Kurz vor neun Uhr morgens in Kuopio. Am Hafen laufen Jogger vorüber. Ein paar Reisende finden sich vor einem alten Schiff ein, der M/S Puijo. Der Check-In wird auf dem Schiff erledigt. Marco sitzt in einer Art Kabine, vor sich eine Liste, auf der er abhakt, wer an Bord gekommen ist. Daneben liegt ein kleines Gerät zum Bezahlen, mit dem die Kreditkarten eingelesen werden.

M/S Puijo

Kari startet den rumpelnden Diesel, 500 PS bringen uns durch Seen und Kanäle von Kuopio nach Savonlinna. Marco und Iiro, das zweite Crewmitglied, hohlen die Taue ein. Und los geht es. Das Schiff nimmt schnell volle Fahrt auf. Die mehr als 100 Kilometer lange Fahrt auf der Heinävesi-Route dauert gut 10 Stunden, dazwischen liegen mehrere Haltestellen und Schleusen. Die Häuser am Hafen werden schnell kleiner. Den Aussichtsturm von Kuopio, der ebenfalls Puijo heißt und aussieht wie eine fliegende Untertasse, die in den 60er Jahren auf einem Schornstein gelandet ist, kann man aber noch längere Zeit sehen.

Leinen los

In der Küche kocht Riitta, denn der untere Fahrgastraum des Schiffes dient auch als Restaurant und Bar.

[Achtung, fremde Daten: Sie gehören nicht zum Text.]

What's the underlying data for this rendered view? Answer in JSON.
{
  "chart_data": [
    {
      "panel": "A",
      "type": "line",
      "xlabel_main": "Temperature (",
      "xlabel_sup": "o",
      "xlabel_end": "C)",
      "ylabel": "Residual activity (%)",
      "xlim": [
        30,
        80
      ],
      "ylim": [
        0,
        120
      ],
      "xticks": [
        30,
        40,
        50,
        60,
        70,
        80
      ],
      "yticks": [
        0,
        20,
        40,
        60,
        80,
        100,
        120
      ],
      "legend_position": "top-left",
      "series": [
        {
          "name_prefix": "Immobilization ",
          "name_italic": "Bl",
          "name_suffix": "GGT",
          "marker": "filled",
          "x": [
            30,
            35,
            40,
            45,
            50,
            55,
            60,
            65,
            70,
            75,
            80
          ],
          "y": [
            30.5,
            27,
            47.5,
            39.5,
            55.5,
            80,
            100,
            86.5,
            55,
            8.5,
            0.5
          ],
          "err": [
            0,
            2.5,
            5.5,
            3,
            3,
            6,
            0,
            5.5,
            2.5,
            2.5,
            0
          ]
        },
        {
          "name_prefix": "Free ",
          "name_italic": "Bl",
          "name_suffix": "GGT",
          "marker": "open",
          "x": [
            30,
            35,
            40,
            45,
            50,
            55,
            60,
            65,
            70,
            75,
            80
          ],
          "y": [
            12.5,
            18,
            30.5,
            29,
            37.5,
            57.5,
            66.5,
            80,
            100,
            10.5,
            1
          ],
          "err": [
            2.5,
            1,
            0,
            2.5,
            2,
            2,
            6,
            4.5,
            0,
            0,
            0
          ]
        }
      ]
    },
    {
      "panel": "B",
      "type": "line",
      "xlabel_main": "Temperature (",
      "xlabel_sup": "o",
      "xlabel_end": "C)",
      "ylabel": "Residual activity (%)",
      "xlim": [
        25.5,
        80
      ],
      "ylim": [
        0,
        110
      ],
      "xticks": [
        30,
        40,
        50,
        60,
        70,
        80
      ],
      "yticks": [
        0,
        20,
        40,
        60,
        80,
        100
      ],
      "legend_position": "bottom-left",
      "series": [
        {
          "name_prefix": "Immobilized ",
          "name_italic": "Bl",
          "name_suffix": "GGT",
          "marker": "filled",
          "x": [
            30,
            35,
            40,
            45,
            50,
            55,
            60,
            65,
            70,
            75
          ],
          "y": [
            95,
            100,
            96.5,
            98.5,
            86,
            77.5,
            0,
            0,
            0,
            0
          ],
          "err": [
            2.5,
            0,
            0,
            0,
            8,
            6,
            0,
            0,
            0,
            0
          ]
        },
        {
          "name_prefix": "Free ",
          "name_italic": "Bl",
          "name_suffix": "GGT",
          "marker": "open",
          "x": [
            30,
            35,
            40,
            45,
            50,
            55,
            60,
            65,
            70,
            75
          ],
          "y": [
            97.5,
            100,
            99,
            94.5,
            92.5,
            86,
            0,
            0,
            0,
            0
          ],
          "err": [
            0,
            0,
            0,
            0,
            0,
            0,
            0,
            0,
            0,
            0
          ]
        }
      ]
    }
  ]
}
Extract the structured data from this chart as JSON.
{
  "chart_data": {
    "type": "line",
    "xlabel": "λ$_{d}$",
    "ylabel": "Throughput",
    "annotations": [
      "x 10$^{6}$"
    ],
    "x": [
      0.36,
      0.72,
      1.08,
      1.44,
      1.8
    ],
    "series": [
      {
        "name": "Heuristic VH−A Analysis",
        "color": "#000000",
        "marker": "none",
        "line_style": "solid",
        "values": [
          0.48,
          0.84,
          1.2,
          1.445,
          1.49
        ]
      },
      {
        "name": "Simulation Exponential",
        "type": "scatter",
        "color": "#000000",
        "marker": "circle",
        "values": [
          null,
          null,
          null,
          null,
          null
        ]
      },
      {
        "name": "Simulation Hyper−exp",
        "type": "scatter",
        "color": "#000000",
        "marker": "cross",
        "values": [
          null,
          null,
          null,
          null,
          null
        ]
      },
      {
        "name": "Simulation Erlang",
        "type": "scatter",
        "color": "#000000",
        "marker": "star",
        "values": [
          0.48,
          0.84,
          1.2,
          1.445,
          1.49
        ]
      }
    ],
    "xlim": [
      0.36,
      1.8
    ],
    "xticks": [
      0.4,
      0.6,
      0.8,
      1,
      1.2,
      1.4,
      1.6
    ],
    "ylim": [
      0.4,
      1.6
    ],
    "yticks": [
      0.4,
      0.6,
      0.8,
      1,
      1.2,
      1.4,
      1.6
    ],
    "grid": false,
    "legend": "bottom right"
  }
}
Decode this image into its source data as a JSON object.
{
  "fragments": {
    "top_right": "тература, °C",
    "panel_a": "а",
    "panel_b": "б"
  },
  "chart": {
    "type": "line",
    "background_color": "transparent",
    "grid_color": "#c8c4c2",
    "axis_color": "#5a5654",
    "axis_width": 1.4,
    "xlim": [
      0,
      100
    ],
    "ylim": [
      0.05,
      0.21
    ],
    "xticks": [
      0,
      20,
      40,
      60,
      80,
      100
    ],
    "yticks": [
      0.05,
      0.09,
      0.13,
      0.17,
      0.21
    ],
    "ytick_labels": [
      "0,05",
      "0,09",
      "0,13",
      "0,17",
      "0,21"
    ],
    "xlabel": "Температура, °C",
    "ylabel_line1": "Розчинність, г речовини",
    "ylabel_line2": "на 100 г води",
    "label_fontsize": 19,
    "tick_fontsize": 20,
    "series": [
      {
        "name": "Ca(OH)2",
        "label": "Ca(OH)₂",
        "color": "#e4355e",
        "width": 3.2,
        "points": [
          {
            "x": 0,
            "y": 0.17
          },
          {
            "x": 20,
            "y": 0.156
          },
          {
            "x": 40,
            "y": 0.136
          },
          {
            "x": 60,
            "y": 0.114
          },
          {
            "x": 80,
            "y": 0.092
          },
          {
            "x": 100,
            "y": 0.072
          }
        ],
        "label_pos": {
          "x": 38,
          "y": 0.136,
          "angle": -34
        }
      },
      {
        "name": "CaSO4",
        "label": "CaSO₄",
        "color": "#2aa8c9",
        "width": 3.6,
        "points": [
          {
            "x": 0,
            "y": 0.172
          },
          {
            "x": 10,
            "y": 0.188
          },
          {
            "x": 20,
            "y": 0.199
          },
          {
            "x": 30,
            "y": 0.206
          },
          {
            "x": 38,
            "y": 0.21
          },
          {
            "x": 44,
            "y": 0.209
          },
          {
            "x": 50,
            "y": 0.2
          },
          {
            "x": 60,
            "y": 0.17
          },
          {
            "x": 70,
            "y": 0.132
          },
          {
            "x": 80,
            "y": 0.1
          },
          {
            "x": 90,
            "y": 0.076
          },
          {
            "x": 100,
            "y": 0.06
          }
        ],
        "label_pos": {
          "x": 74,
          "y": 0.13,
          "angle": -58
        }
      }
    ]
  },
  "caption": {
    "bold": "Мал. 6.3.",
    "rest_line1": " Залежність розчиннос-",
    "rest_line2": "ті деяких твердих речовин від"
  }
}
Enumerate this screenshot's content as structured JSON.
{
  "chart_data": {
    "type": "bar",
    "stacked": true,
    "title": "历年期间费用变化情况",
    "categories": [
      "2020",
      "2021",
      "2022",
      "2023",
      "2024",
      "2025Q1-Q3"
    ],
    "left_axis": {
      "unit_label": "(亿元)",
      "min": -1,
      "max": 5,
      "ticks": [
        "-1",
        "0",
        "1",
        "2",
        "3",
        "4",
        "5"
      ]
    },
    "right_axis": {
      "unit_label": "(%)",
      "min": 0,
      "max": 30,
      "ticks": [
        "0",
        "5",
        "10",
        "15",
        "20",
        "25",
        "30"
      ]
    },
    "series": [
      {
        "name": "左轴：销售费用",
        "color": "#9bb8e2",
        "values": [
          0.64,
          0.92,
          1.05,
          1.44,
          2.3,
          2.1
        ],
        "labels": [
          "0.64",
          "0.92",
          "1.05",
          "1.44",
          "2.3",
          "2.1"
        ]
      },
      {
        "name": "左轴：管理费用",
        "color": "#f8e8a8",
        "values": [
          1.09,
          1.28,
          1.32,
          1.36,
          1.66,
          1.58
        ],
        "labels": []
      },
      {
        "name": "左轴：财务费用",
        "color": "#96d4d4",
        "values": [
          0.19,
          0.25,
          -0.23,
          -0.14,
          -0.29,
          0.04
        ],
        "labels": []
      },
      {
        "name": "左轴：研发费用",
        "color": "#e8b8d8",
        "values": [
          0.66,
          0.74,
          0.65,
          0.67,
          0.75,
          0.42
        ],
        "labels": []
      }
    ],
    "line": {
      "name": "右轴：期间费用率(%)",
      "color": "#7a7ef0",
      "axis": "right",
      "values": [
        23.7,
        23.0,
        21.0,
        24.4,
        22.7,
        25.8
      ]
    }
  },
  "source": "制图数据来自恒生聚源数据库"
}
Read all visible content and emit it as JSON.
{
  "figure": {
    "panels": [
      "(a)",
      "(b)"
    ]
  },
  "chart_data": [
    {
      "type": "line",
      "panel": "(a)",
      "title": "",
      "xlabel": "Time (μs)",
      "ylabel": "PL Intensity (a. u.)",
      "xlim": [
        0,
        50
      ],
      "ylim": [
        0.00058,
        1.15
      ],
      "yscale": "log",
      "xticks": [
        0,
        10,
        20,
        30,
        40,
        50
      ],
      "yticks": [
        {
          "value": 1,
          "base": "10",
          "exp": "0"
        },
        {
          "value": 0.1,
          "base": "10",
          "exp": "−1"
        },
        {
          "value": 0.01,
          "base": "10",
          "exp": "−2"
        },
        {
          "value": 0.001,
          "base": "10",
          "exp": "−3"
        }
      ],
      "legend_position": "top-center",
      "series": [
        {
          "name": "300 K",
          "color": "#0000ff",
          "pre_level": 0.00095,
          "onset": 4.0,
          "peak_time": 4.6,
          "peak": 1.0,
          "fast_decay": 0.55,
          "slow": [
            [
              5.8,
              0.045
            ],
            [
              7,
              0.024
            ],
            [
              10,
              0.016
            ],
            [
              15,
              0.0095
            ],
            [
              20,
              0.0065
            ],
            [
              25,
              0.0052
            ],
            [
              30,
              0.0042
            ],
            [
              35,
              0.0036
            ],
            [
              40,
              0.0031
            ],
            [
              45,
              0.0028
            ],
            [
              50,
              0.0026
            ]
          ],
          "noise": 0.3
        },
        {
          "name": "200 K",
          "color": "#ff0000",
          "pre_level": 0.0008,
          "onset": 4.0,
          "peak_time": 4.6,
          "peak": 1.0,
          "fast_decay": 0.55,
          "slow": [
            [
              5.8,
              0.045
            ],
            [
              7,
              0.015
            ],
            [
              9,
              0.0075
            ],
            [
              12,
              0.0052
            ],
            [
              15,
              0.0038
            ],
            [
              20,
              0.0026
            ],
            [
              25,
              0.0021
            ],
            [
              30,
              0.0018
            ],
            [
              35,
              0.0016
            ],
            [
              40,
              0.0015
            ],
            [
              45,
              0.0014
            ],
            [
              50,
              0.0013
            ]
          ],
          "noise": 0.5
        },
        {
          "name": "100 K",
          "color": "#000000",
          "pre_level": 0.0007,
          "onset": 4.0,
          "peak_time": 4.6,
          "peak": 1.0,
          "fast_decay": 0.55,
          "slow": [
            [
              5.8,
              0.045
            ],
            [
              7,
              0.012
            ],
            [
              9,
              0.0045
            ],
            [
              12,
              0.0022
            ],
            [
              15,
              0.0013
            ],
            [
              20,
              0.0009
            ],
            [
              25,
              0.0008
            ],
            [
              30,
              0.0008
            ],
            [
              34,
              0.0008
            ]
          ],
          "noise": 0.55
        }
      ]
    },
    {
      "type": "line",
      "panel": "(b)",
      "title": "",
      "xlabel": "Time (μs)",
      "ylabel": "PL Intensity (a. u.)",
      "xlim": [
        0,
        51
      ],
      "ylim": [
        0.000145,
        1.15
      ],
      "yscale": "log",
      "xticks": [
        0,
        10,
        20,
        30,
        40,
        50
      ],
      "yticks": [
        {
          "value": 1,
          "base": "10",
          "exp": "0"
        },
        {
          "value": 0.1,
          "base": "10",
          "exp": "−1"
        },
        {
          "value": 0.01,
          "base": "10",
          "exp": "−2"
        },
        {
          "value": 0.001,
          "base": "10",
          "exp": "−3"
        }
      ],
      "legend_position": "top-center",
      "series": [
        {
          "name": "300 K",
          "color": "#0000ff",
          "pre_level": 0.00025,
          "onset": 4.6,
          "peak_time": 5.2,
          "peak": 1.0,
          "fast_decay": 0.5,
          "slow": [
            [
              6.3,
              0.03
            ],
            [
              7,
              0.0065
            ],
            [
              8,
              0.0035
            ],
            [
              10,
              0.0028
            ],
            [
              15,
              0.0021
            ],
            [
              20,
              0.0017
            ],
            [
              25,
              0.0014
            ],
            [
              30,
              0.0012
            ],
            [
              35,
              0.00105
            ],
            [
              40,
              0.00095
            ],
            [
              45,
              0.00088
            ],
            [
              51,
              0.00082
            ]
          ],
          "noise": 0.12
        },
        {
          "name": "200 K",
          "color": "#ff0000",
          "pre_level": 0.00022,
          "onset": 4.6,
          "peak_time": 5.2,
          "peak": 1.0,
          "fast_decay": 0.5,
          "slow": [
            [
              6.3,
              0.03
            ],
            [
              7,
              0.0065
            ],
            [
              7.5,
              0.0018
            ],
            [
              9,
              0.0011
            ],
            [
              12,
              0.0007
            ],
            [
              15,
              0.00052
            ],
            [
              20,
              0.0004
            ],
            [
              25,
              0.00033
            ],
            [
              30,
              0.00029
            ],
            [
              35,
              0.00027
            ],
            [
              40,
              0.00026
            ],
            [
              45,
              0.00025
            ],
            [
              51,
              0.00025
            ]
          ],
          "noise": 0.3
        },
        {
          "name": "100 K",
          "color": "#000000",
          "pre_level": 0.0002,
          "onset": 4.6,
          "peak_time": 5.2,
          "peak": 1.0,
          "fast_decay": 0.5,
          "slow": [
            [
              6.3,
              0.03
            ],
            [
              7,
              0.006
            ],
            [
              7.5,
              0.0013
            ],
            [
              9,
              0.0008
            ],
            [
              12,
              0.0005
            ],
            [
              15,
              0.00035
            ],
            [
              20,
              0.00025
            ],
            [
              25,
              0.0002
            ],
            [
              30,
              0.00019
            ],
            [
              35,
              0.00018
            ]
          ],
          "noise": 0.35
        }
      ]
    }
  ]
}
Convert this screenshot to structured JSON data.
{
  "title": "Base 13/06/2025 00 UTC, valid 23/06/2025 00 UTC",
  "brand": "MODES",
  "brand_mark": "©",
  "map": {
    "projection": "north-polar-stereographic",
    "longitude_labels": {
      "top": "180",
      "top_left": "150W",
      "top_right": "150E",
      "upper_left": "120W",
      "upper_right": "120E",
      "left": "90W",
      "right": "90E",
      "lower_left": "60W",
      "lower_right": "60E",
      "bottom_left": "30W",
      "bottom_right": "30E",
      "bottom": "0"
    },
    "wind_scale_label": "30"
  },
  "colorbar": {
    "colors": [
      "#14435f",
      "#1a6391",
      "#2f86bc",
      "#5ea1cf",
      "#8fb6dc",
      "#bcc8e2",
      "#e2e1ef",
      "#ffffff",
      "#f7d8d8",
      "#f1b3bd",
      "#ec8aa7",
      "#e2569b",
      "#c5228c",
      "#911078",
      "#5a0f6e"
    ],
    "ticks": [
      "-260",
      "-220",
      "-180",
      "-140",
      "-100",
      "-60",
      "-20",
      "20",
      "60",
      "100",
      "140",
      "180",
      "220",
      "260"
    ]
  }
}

Hier frühstücken auch jene Gäste, die Hin- und Rückfahrt gebucht haben und in einer der vier Kabinen übernachten. An Bord sind zwei ältere Damen, die sich auf Niederländisch unterhalten. Schnell kommen wir miteinander ins Gespräch: Die eine Dame ist Finnin, die lange in den Niederlanden gelebt hat und vor einigen Jahren nach Kuopio zurückgekehrt ist, die andere ist eine in Deutschland geborene Niederländerin, die ihre finnische Freundin besucht. Ich erfahre, dass der Sommer in diesem Jahr hier eher verregnet war. Erst in der letzten Woche habe er so richtig begonnen, der finnische Sommer. Finnischer Sommer – das heißt etwas mehr als 20 Grad Celsius und weiße Wolken am blauen Himmel. Einen Vorteil hat der viele Regen: die Pilze wachsen reichlich. Das macht mich hellhörig, denn Urlaub in Finnland heißt für mich auch: Pilze sammeln.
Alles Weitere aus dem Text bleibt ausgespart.